Auch an die Schicksale vieler Patienten, die in der Klinik in Klingenmünster als „unwertes Leben“ behandelt wurden, müsse man denken, meinte Esser. Er dankte der Arbeitsgruppe der IGS mit ihrer Lehrerin Gudrun Kampen, die sich intensiv mit Formen des Rassismus beschäftigen. Gudrun Kampen berichtete auch über eigene Nachforschungen. Demnach habe sich nur ein Nachbar für die Familie Haas eingesetzt und wurde dafür einige Zeit eingesperrt.

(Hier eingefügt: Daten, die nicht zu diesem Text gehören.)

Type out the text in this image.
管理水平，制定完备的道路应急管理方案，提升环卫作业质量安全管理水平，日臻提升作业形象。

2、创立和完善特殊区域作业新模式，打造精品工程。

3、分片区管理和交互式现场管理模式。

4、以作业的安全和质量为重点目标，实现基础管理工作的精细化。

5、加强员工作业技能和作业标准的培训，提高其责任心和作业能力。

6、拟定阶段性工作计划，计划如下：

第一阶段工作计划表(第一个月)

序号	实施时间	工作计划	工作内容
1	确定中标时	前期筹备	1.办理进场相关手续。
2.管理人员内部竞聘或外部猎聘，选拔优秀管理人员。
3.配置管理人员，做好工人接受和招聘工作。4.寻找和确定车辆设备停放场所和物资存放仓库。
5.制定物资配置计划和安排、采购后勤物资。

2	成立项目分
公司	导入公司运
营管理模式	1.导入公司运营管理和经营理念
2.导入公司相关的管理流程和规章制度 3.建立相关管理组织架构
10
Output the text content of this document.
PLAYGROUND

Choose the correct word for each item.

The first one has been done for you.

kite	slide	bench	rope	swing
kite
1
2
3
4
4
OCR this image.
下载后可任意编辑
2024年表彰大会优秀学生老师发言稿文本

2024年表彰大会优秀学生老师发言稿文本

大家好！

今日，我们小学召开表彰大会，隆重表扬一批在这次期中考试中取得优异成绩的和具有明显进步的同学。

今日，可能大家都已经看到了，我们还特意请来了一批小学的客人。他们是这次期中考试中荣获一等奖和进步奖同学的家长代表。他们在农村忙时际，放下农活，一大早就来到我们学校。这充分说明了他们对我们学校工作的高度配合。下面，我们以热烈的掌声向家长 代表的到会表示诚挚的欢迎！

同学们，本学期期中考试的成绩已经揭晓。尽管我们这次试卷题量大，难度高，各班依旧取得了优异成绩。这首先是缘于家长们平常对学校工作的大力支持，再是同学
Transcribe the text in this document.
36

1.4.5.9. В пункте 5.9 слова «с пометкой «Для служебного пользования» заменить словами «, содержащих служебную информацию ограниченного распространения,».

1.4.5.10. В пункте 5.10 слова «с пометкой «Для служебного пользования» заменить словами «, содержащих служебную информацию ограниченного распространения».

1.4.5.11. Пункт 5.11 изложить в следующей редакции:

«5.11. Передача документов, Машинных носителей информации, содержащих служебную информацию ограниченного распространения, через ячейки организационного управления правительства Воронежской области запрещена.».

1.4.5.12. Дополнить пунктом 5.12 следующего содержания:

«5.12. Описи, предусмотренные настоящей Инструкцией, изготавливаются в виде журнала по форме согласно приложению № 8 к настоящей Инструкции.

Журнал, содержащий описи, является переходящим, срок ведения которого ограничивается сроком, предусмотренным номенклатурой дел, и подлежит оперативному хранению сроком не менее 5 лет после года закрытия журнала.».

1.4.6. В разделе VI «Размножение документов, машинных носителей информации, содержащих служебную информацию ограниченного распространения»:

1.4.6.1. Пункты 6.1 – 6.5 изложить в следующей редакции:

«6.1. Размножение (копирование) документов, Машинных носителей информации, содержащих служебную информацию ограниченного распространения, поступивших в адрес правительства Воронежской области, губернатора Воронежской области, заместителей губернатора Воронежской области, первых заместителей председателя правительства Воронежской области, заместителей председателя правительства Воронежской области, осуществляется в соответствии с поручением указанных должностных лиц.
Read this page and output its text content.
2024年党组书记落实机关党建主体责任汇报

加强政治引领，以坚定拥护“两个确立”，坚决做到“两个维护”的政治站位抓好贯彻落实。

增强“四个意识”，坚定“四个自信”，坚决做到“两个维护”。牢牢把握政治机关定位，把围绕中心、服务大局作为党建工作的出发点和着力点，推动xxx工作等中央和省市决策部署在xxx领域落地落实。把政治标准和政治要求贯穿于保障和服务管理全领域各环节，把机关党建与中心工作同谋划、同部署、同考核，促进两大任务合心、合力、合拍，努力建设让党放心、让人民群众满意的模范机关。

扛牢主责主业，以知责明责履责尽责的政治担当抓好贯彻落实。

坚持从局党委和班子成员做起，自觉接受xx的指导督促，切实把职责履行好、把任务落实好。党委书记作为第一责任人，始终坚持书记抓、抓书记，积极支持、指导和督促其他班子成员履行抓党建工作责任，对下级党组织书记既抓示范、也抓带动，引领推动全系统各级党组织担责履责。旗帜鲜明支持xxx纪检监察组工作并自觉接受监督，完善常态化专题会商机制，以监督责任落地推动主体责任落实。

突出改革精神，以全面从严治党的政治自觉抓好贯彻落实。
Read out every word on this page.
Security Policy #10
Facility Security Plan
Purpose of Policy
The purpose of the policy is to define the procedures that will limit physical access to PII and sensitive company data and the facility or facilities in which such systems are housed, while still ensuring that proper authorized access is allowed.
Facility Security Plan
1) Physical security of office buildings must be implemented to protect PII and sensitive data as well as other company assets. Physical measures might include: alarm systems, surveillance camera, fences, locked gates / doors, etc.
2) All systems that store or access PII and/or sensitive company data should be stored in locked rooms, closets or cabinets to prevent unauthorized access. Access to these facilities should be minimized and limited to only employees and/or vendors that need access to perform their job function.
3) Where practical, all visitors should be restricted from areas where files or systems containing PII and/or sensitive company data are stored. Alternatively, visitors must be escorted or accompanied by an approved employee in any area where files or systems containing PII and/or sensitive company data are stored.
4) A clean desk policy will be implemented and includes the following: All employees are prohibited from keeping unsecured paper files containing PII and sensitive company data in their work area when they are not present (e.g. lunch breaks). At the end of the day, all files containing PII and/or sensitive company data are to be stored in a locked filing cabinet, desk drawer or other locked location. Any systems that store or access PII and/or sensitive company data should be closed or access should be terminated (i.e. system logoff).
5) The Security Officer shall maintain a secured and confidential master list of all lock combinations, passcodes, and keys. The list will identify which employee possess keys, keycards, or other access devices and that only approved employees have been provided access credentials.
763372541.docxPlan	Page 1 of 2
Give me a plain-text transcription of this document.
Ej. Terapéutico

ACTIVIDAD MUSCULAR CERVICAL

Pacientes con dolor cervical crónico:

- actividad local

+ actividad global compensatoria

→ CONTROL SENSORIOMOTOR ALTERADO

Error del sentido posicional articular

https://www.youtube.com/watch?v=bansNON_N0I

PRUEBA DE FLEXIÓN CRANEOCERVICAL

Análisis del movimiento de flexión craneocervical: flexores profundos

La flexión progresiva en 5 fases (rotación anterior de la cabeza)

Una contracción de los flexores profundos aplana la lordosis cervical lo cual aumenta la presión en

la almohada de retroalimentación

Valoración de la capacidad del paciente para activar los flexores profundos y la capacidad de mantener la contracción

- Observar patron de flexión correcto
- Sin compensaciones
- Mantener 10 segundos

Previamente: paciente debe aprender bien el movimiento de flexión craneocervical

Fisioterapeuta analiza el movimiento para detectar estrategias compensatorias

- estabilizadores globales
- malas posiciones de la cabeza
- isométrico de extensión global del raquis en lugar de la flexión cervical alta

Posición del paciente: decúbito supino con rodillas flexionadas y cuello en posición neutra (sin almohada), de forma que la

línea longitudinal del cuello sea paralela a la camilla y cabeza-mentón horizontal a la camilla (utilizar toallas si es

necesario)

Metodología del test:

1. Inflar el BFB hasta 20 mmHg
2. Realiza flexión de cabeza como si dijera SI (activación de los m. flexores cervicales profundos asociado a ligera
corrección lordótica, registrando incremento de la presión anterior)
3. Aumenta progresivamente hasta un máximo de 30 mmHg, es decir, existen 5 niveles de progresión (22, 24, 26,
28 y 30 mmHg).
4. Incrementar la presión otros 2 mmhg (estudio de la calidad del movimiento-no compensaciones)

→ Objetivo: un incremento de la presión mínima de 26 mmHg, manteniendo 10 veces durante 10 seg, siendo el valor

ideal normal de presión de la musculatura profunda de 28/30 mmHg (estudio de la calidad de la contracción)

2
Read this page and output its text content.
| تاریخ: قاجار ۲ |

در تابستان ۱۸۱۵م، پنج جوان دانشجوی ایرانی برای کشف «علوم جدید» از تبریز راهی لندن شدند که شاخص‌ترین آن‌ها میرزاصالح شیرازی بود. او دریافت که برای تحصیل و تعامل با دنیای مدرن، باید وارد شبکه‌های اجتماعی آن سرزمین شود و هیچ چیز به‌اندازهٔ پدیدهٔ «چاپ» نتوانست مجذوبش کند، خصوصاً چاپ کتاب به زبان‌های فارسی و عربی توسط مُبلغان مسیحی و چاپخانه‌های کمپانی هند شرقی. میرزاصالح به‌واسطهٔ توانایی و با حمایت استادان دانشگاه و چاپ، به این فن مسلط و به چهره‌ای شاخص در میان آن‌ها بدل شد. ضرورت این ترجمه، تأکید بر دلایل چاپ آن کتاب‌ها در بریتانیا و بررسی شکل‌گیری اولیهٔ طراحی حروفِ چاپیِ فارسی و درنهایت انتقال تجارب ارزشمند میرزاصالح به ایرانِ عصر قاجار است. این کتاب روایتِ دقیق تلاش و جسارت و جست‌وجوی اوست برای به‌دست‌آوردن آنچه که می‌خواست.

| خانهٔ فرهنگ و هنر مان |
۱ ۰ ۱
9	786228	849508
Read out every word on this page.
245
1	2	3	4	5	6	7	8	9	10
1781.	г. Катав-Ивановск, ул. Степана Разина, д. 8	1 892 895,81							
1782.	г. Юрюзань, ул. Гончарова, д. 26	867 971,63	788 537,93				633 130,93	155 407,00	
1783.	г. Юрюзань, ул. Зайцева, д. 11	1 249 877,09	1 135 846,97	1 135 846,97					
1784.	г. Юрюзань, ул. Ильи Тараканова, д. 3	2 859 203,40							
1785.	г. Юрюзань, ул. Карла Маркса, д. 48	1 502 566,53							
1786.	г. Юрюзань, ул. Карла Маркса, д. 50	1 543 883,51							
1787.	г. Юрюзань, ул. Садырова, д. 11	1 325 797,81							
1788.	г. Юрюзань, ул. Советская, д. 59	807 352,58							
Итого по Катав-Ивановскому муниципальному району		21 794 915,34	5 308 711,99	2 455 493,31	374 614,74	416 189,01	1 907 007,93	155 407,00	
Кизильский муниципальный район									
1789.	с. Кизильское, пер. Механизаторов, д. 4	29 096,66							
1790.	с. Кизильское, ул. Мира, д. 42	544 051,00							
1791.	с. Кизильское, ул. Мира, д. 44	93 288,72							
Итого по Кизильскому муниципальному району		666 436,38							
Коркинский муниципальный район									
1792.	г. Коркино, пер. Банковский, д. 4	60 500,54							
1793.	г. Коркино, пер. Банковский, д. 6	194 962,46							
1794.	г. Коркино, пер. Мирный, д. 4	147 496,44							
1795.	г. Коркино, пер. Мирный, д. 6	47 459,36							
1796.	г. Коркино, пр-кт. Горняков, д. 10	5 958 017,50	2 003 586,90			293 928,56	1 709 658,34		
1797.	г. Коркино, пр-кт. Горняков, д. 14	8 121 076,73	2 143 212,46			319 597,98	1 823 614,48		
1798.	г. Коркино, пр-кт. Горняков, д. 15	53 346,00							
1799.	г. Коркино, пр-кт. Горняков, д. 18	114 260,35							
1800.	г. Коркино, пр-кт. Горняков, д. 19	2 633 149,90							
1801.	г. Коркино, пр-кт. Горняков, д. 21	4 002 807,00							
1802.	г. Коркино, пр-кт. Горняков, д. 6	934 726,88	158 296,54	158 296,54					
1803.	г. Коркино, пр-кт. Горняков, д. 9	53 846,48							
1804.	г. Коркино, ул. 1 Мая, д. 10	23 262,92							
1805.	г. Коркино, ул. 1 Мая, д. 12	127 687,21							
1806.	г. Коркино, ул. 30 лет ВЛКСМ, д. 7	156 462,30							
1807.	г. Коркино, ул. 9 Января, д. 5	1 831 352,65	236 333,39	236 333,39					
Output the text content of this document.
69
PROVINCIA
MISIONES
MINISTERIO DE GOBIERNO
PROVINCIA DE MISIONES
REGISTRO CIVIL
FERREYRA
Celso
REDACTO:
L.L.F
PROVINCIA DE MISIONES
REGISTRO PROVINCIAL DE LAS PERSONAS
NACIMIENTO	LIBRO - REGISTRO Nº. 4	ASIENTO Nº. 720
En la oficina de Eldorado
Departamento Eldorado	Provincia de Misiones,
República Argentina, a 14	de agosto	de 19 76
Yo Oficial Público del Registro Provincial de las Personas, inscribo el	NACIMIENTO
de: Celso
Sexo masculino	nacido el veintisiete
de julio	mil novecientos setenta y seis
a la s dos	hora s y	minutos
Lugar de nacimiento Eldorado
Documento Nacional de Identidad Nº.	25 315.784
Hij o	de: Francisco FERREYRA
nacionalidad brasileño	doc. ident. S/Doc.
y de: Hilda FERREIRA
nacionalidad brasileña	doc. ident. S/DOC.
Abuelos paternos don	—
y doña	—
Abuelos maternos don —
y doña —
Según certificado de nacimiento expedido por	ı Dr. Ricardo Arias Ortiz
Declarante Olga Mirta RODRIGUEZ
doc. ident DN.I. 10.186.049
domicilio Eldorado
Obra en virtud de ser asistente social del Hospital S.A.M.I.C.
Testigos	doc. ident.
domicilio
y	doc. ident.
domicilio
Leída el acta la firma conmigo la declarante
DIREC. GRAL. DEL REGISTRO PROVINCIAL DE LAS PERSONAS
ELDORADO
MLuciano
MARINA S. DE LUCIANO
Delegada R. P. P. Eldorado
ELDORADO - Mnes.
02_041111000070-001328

Die PogromnachStolpersteinsei keineswegs, wie damals von den Nazis verbreitet, ein Racheakt für die Ermordung eines deutschen Diplomaten gewesen, sondern wurde von langer Hand vorbereitet. Schüler der Arbeitsgruppe stellten die fünf verfolgten Angehörigen der Familie Haas vor, ehe mit einer Schweigeminute die Gedenkstunde beendet wurde. Er hoffe, so Werner Esser, dass die Stolpersteine wieder mehr Beachtung finden.